Stocks, Bonds, And The Investment Horizon: Decision-making For The Long Run
Author | : Haim Levy |
Publisher | : World Scientific |
Total Pages | : 494 |
Release | : 2022-04-28 |
ISBN-10 | : 9789811250163 |
ISBN-13 | : 9811250162 |
Rating | : 4/5 (63 Downloads) |
Download or read book Stocks, Bonds, And The Investment Horizon: Decision-making For The Long Run written by Haim Levy and published by World Scientific. This book was released on 2022-04-28 with total page 494 pages. Available in PDF, EPUB and Kindle. Book excerpt: A century ago, life expectancy was roughly 40 years, hence all income could be consumed, as for most people, there was no need to save for retirement. Today, things have drastically changed: Life expectancy exceeds 80 years in many countries, and one should expect to live and consume many years after retirement.
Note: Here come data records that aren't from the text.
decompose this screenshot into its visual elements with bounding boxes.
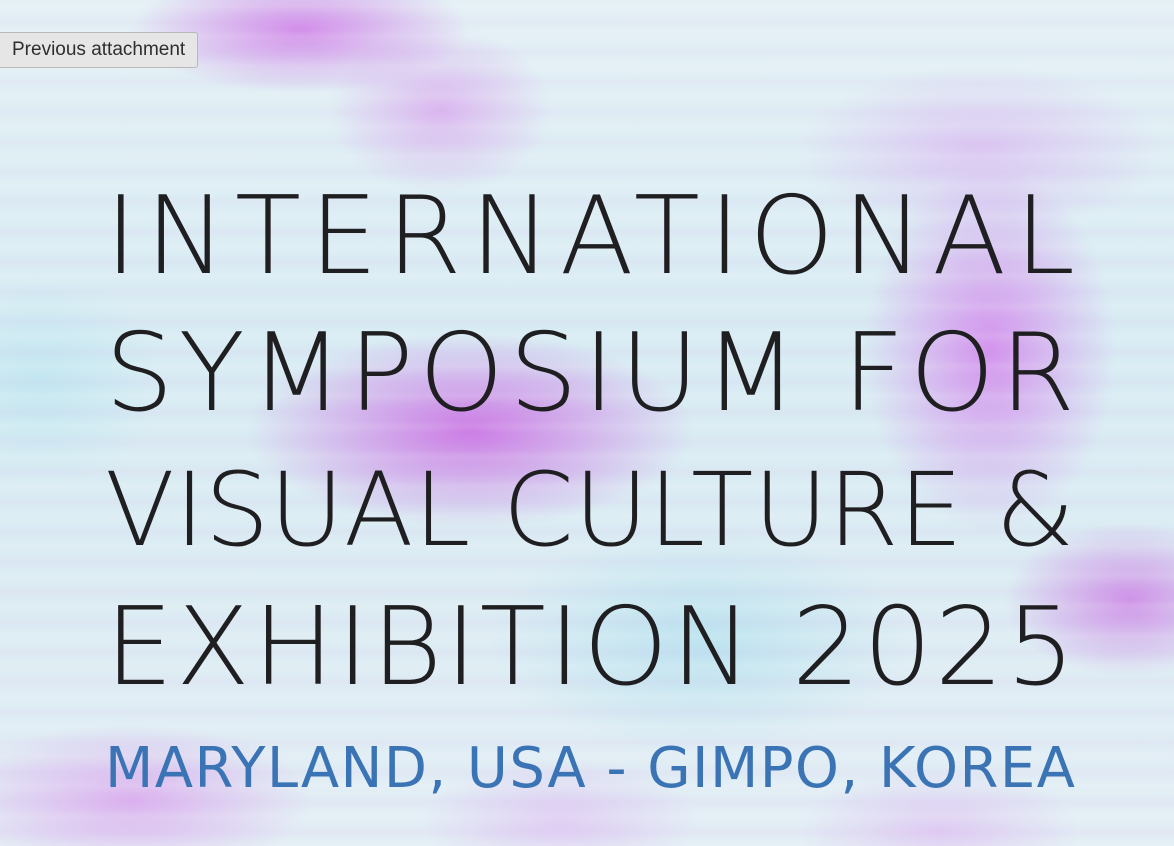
poster-location: MARYLAND, USA - GIMPO, KOREA bbox=[105, 736, 1077, 801]
poster-title: INTERNATIONAL SYMPOSIUM FOR VISUAL CULTU… bbox=[105, 168, 1080, 716]
previous-attachment-button[interactable]: Previous attachment bbox=[0, 32, 199, 68]
poster-title-line-2: SYMPOSIUM FOR bbox=[105, 311, 1081, 436]
poster-title-line-3: VISUAL CULTURE & bbox=[105, 451, 1075, 570]
poster-title-line-4: EXHIBITION 2025 bbox=[105, 585, 1078, 710]
poster-title-line-1: INTERNATIONAL bbox=[105, 174, 1084, 299]
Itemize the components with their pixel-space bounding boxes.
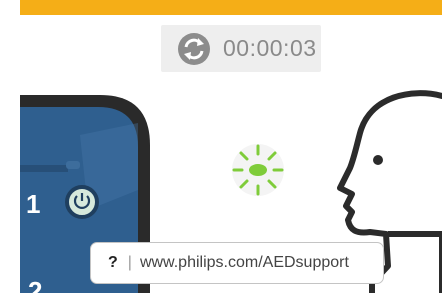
help-icon: ? <box>108 254 118 271</box>
sync-arrows-icon <box>178 33 210 65</box>
step-2-label: 2 <box>28 276 42 293</box>
aed-screen: 00:00:03 1 2 ? | www.philips.com/AEDsupp… <box>0 0 442 293</box>
elapsed-time-text: 00:00:03 <box>223 35 317 61</box>
elapsed-timer: 00:00:03 <box>161 25 321 72</box>
support-url-text[interactable]: www.philips.com/AEDsupport <box>140 254 349 272</box>
blinking-light-icon <box>232 144 284 196</box>
separator: | <box>127 254 132 271</box>
step-1-label: 1 <box>26 189 40 219</box>
power-button[interactable] <box>65 185 99 219</box>
support-url-box[interactable]: ? | www.philips.com/AEDsupport <box>90 242 384 284</box>
top-accent-bar <box>20 0 442 15</box>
Thus, we have many investors with various investment horizons, where the length of the investment horizon becomes a crucial factor in determining the best investment diversification.This book analyzes the effect of the investment horizon on the optimal diversification, specifically between stocks and bonds: Should a young investor and an older investor have the same portfolio? Is it recommended to savers for retirement to change the asset allocation between stocks and bonds as they grow older, as life cycle mutual funds do in practice? Is the idiom 'stocks for the long run' backed by scientific evidence? We analyze for which horizons it is recommended to employ the popular Mean-Variance rule and for which horizons employing this rule induces an economic distortion, hence a loss to the investors. It is shown that all relevant parameters for investment choice (means, variances, and correlations) change in a non-linear way with the horizon, a fact that makes the investment horizon crucial for investment choices. Similarly, the popular Sharpe, Treynor, and Jensen performance indices vary with the assumed horizon even in the case of independence over time. To analyze all the above issues, we employ the Mean-Variance rule and Stochastic Dominance rules, as well as direct expected utility calculations.